Reports Claim Rapper Chynna Rogers Died From Drug Overdose
It was reported by multiple outlets that the rapper, Chynna Rogers, suddenly passed away two days ago at the age of 25 . At the time, the cause of her death wasn't revealed. Page Six discovered today that the rising star succumbed to an accidental overdose.
In the early hours of Friday morning, a spokesperson for the Philadelphia Department of Public Health explained in a statement that she died from an overdose. Authorities discovered her at her home on Wednesday night.
While the cause of death was never stated initially, fans suspected it may have been drug-related. In the past, Rogers has been very honest about her struggle with substance abuse including on her 2016 mixtape, Ninety.
During a conversation with Vibe in 2018, she claimed she didn't want to be a "statistic," and didn't want to glamorize drugs either. The reason for her candidness regarding substance abuse, the young rapper claimed, was that she wanted to show others that someone else was dealing with drugs too.
Following news of her death, many of her contemporaries shouted out to her on Instagram and Twitter, including bandmates from A$AP Mob. A$AP Rocky paid tribute to Rogers, as did Kehlani, and Lil Debbie.

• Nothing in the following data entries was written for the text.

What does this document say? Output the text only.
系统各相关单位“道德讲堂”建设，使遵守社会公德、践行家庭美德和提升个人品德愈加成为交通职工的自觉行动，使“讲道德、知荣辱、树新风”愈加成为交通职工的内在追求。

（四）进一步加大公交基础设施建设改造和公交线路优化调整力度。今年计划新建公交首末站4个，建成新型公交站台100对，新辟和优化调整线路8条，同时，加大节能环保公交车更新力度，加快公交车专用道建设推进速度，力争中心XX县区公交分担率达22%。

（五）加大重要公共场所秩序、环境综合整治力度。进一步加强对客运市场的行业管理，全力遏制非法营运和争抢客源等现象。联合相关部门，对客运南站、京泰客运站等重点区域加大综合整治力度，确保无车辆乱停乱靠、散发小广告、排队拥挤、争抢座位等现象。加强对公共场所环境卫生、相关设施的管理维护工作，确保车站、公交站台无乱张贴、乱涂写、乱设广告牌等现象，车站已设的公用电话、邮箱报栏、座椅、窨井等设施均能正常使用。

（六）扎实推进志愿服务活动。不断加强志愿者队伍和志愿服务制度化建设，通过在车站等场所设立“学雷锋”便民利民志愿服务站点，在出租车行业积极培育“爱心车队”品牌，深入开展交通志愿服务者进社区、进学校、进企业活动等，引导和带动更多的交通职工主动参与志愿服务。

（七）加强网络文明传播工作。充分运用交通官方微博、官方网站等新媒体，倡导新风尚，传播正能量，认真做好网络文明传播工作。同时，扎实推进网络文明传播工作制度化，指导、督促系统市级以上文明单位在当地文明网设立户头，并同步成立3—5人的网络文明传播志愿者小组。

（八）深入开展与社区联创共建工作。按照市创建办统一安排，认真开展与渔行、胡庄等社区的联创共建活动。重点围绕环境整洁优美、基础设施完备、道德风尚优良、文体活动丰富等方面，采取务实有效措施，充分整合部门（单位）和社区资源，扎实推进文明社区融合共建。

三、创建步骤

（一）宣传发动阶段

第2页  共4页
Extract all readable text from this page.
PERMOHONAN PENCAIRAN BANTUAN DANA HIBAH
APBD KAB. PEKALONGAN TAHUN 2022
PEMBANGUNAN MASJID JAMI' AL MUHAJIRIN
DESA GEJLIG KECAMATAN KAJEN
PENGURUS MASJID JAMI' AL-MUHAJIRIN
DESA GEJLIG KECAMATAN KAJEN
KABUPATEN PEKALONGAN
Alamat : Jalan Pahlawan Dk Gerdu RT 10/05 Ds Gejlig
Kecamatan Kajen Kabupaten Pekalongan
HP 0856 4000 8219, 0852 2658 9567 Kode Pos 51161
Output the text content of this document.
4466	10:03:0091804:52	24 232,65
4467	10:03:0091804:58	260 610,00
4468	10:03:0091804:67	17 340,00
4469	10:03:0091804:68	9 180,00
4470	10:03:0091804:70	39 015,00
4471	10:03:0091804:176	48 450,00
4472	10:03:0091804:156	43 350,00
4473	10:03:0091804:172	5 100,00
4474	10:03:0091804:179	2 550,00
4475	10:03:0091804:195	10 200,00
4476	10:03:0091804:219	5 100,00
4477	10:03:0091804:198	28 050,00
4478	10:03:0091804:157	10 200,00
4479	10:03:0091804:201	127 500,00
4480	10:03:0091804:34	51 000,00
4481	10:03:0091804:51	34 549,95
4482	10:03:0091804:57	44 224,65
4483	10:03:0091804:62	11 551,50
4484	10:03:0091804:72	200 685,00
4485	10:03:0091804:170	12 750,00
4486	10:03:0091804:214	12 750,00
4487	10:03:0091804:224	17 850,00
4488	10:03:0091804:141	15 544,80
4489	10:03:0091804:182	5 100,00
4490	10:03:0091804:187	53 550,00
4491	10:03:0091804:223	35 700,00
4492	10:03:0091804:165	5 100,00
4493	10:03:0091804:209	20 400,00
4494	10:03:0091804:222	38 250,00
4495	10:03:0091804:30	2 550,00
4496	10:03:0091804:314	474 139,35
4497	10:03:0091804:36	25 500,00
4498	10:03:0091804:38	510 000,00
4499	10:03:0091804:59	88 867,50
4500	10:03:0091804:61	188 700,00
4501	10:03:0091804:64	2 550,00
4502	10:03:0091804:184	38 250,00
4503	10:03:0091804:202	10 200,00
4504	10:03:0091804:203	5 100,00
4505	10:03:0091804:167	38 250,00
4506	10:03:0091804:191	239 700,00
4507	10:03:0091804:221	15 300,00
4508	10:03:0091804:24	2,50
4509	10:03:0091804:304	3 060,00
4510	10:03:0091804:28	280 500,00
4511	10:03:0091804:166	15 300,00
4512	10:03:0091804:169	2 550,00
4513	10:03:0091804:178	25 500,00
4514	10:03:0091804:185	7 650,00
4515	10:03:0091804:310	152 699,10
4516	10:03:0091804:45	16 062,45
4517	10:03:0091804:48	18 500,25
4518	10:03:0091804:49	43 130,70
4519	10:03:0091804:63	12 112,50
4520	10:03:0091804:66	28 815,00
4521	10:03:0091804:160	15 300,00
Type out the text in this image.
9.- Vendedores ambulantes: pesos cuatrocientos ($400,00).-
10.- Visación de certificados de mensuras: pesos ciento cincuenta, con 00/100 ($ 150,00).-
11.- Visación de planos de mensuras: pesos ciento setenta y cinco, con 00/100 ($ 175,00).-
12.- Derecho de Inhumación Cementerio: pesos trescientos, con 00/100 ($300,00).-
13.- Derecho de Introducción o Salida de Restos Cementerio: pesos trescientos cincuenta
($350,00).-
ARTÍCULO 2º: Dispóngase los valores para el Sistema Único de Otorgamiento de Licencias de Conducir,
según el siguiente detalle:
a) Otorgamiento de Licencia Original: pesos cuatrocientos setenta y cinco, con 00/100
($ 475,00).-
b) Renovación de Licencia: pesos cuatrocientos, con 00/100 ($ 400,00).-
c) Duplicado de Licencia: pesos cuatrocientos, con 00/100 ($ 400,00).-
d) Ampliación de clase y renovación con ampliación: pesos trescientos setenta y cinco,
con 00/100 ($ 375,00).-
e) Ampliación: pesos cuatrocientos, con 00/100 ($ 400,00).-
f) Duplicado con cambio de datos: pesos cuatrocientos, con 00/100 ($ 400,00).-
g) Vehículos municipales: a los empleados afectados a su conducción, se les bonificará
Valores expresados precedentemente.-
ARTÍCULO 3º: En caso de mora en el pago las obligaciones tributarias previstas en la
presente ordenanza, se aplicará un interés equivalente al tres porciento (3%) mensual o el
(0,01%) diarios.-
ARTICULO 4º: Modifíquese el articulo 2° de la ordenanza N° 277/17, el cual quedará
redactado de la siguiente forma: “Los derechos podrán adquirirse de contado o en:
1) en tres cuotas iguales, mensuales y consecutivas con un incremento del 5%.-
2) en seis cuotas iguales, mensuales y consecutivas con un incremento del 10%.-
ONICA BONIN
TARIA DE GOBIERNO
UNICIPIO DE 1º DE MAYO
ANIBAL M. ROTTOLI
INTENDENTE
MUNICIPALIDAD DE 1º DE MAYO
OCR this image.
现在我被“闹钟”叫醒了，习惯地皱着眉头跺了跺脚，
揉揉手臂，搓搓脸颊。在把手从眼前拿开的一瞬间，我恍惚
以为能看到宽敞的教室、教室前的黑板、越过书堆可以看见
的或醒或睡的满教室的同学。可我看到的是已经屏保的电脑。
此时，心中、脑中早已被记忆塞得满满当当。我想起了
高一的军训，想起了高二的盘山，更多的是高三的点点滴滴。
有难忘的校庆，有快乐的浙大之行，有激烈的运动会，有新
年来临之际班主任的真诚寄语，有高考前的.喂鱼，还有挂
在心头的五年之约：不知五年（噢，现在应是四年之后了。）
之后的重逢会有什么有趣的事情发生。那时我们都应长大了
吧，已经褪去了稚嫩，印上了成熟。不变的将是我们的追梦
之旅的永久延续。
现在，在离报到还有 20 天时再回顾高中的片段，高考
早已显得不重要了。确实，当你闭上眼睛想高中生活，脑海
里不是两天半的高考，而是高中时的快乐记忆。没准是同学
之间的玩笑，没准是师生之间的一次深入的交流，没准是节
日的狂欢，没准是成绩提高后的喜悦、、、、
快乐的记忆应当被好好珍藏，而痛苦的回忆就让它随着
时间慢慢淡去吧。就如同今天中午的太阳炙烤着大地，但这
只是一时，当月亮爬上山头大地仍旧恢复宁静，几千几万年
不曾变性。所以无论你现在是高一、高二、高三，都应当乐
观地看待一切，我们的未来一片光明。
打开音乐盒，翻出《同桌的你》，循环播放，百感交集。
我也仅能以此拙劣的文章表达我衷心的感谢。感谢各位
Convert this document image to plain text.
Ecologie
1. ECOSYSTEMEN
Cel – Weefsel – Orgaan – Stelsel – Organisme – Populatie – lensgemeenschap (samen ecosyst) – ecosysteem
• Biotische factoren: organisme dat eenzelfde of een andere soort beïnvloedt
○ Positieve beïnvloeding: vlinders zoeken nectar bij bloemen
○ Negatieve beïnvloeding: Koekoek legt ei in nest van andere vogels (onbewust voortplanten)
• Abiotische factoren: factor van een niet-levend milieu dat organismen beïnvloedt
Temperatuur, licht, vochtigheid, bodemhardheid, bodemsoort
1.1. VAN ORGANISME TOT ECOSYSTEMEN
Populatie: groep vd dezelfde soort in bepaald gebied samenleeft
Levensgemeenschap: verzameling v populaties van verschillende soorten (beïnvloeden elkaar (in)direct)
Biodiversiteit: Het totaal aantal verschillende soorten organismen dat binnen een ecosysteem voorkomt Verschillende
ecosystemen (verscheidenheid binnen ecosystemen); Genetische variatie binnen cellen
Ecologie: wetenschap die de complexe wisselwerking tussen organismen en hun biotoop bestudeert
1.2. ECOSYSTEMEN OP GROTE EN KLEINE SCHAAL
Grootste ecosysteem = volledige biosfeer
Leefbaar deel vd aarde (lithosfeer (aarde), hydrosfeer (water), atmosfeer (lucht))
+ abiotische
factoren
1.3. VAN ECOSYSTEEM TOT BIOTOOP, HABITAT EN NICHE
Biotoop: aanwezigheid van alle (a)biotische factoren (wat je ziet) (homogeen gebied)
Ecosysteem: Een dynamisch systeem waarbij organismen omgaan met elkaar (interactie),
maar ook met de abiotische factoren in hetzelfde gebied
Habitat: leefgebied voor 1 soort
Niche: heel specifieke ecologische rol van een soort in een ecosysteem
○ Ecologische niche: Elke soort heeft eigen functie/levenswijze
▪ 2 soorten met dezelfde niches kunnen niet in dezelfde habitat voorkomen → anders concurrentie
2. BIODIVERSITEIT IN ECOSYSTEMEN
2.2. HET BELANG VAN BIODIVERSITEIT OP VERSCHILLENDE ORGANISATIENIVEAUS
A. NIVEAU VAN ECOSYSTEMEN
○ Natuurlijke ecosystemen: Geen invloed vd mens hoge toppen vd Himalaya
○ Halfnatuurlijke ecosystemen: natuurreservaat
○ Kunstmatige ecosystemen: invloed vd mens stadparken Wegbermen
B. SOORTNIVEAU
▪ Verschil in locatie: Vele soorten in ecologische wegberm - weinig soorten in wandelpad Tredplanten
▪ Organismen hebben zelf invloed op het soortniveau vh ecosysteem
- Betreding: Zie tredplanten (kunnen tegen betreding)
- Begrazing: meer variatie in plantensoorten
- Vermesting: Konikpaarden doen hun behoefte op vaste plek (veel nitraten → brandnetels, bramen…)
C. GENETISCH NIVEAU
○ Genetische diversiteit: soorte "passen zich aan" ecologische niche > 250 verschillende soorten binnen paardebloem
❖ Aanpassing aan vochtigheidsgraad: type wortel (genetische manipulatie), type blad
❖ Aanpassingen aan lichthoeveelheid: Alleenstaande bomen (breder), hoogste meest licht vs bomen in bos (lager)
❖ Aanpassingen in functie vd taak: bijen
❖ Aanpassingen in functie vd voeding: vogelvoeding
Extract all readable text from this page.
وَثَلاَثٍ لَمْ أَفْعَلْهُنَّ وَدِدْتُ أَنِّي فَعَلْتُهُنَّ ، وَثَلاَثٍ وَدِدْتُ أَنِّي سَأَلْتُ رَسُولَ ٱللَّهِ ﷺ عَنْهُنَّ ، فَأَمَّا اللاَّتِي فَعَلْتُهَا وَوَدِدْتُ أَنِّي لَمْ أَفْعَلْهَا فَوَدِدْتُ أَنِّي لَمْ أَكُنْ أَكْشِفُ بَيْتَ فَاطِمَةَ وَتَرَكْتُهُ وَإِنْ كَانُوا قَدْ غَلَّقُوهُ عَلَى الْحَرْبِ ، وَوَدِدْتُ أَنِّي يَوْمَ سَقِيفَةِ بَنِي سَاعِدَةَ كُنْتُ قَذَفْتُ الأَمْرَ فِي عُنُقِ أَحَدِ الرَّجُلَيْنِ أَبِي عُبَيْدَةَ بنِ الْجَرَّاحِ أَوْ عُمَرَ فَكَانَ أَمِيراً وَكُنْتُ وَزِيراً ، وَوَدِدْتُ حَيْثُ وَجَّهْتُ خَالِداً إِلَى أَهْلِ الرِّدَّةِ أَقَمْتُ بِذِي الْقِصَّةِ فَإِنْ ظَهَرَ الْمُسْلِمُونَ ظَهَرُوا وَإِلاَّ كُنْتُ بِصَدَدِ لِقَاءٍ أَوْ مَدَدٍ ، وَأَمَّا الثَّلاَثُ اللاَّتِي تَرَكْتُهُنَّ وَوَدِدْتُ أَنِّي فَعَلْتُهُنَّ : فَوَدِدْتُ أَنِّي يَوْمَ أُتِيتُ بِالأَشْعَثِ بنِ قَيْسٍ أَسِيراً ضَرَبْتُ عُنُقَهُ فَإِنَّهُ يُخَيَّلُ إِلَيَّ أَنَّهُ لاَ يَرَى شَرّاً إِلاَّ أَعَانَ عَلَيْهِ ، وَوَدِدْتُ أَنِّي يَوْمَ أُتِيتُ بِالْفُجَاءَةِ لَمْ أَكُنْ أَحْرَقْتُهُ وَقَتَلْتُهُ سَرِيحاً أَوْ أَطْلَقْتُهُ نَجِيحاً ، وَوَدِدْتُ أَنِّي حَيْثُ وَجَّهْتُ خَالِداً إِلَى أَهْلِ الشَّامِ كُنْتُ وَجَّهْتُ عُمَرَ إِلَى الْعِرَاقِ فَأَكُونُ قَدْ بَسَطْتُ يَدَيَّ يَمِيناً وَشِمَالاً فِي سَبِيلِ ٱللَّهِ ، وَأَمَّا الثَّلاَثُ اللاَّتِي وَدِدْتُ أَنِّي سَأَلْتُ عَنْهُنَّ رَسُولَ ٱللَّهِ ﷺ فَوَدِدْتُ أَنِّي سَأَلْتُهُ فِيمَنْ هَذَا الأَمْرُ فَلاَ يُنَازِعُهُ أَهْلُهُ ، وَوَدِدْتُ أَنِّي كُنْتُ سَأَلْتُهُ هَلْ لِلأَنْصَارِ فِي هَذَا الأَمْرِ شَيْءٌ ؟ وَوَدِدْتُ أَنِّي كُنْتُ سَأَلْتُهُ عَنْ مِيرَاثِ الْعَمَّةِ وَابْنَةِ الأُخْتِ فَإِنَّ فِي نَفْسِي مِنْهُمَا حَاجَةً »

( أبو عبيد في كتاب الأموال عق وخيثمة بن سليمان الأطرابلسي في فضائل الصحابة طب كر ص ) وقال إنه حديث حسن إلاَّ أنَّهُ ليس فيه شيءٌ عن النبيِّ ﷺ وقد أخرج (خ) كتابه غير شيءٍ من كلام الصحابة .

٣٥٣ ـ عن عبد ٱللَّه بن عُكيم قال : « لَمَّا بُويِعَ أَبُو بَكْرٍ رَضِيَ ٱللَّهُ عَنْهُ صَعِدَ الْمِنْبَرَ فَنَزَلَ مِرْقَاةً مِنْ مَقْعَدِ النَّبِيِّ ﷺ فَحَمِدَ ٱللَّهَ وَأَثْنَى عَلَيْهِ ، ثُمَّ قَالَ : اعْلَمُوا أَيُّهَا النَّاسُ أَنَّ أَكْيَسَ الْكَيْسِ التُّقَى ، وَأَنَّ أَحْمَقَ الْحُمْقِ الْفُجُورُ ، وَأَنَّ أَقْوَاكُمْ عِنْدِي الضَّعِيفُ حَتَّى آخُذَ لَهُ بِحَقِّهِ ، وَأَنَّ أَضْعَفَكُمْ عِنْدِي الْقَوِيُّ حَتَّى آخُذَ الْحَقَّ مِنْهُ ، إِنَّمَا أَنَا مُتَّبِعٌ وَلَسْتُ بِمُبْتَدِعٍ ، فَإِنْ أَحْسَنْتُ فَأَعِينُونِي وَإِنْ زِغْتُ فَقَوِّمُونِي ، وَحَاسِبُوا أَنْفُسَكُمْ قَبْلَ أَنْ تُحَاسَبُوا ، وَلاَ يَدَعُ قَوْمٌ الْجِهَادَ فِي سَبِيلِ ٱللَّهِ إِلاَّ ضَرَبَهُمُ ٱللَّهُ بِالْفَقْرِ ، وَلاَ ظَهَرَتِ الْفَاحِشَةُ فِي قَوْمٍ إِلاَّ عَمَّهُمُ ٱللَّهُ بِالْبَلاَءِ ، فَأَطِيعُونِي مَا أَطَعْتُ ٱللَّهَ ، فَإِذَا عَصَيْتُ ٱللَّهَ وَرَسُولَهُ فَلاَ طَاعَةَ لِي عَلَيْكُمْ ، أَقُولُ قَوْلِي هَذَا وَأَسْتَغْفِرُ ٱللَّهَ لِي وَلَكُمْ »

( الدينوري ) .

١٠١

Roger's career first started when she was discovered at the age of 14-years-old at an amusement park. A$AP Rocky later invited her to come join their hip-hop group after chatting on Twitter.
Putting her origin story aside, the hip-hop world has seen the loss of several of its stars in the last few years, including Lexii Alija, who also passed away from a drug overdose. She died on the first day of 2020 at age 21. Mac Miller, who dated Ariana Grande before she broke it off and moved on to Pete Davidson, passed away in September 2018.
Many experts have wondered how economic shutdown would affect the opiate crisis. Americans know that the government shut down nearly all non-essential services to help thwart the spread of COVID-19, however, with people out of work, they're more at risk of substance abuse.